Real Music Club at The Errigle, Belfast
3rd November 2016

Sara Watkins is no stranger to these shores and has played on a number of occasions for The Real Music Club. Last January she played for a captive audience with Aoife O’Donavan and Sarah Jarosz in the “I’m with her” collective and there were a few in the audience who had seen her on those occasions.

To my mind, Thursday evening’s performance was the best yet.

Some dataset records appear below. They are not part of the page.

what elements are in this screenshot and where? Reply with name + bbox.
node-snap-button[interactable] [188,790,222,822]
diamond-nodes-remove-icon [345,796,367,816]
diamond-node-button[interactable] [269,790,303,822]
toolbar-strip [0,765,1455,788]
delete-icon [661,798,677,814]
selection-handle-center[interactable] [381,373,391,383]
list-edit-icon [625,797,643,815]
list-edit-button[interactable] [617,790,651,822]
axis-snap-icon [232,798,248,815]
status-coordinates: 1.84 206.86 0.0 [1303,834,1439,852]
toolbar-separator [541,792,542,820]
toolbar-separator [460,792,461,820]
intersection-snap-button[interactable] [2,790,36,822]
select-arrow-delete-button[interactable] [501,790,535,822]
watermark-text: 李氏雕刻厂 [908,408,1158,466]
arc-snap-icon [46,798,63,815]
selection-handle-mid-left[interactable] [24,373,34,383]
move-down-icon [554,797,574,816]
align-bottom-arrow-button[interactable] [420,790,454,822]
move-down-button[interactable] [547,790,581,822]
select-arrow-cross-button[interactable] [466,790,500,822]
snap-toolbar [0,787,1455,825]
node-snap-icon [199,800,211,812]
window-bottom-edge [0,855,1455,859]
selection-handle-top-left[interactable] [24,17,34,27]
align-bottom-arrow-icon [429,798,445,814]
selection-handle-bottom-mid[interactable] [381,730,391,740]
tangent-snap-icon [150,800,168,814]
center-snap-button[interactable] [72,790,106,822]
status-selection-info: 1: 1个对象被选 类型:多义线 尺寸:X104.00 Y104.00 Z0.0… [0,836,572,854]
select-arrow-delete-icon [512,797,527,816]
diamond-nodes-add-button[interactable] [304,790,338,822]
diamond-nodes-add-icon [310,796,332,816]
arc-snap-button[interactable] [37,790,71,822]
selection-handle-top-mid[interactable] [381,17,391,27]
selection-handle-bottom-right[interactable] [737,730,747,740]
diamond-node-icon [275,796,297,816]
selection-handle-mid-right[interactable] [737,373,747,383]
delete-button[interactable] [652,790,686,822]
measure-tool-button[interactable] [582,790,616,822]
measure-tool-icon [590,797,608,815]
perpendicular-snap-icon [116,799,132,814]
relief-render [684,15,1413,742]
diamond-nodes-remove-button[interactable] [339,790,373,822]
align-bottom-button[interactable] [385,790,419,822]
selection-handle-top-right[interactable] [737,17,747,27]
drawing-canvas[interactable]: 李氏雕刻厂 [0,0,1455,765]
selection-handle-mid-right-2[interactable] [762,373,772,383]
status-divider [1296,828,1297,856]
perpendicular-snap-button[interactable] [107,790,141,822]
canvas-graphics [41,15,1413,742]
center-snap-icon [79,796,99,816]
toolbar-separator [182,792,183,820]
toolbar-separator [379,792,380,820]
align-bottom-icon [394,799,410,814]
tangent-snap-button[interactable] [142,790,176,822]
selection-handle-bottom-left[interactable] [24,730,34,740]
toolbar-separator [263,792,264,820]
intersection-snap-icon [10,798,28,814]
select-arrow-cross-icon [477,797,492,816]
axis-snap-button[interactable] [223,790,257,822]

The night began with the music of Bap Kennedy being played through the PA system and resident Real Music Club compere John McCart paying tribute to the much-loved figure. Bap was revered by world renowned artists such as Steve Earle, Mark Knopfler, Van Morrison, and the everyday man who bought tickets for his shows and purchased albums with Ten Past Seven, Energy Orchard, and under his own name. He has made so many musical memories, and his songs will play on as a lasting legacy.

The opening act tonight was Junior Johnston who confessed to being very nervous and at times it showed. However, he played and sang a very fine set including a number of softer numbers; the pick of which were ‘Mayfly Blues’ and ‘The Last Bee Keeper’. Throw in a great cover of the Proclaimers’ ‘Sunshine On Leith’, and a quick stand up routine on the perils of gambling, and the slightly less than capacity audience really warmed to him.

And so to Sara.

The 35-year-old Californian, Sara Watkins, has been playing from the age of 8. Singer-Songwriter, multi-instrumentalist, a founding member of bluegrass stalwarts Nickel Creek, she has played with Jackson Browne, The Decembrists, and the aforementioned “I’m With Her”.

Tonight, ostensibly here to promote her new album, we were served a smorgasbord of her talents. Beginning with a single plucked violin Her strong melodic voice hit the ground running on ‘Too Much’.

Obviously playing by herself, the recorded arrangements of her songs had to be tailored to a solo setting. Yet the songs lost little in this transformation. Indeed some, such as the lovely ‘Take Up Your Spade’ were enhanced by the pared back accompaniment.

The vulnerability and delicacy inherent in her voice shone through as she implored us to:

Give thanks for all that you’ve been given. Give thanks for who you can become. Give thanks for each moment and every crumb. Take up your spade and break ground.

Any lack of Electric guitar on the solo version of the album’s ‘Move Me’ was more than compensated by her rich honeyed voice. A fantastic player on violin and ukulele, her guitar skills too were well displayed throughout the night as she swiftly interchanged instruments with little fuss between songs.

An easy going and friendly stage presence, she had the attentive crowd totally on her side from note one.

The lovely ‘Like New Year’s Day’ was introduced as an homage to the south Californian desert which played an important part in her early life. Her ease on stage was very much in evidence, as she effortlessly varied the sound from soft country shuffle to folk and bluegrass to rock singalong. Evidenced on the charming John Hartford cover ‘Long Hot Summer Day’ and old Nickel Creek favourite, ‘Anthony’.

She was informed by audience members that various compatriots of hers that she had named-dropped or songs whom she had covered had also played Belfast – Anais Mitchell, Steve Earle, Patti Griffin. One wit at the bar suggested Buddy Holly had also played here. Buddy Holly in The Errigle? She played his ‘Early In The Mornin”.

It was an evening full of highlights. The title track of the new release ‘Young In All The Wrong Ways’ with beautifully played reverb guitar, ‘The Truth Won’t Set Us Free’ and a delicately played acoustic version of ‘You And Me’ among them.

Really this was an evening enjoyed from start to finish by all. An evening great in all the right ways.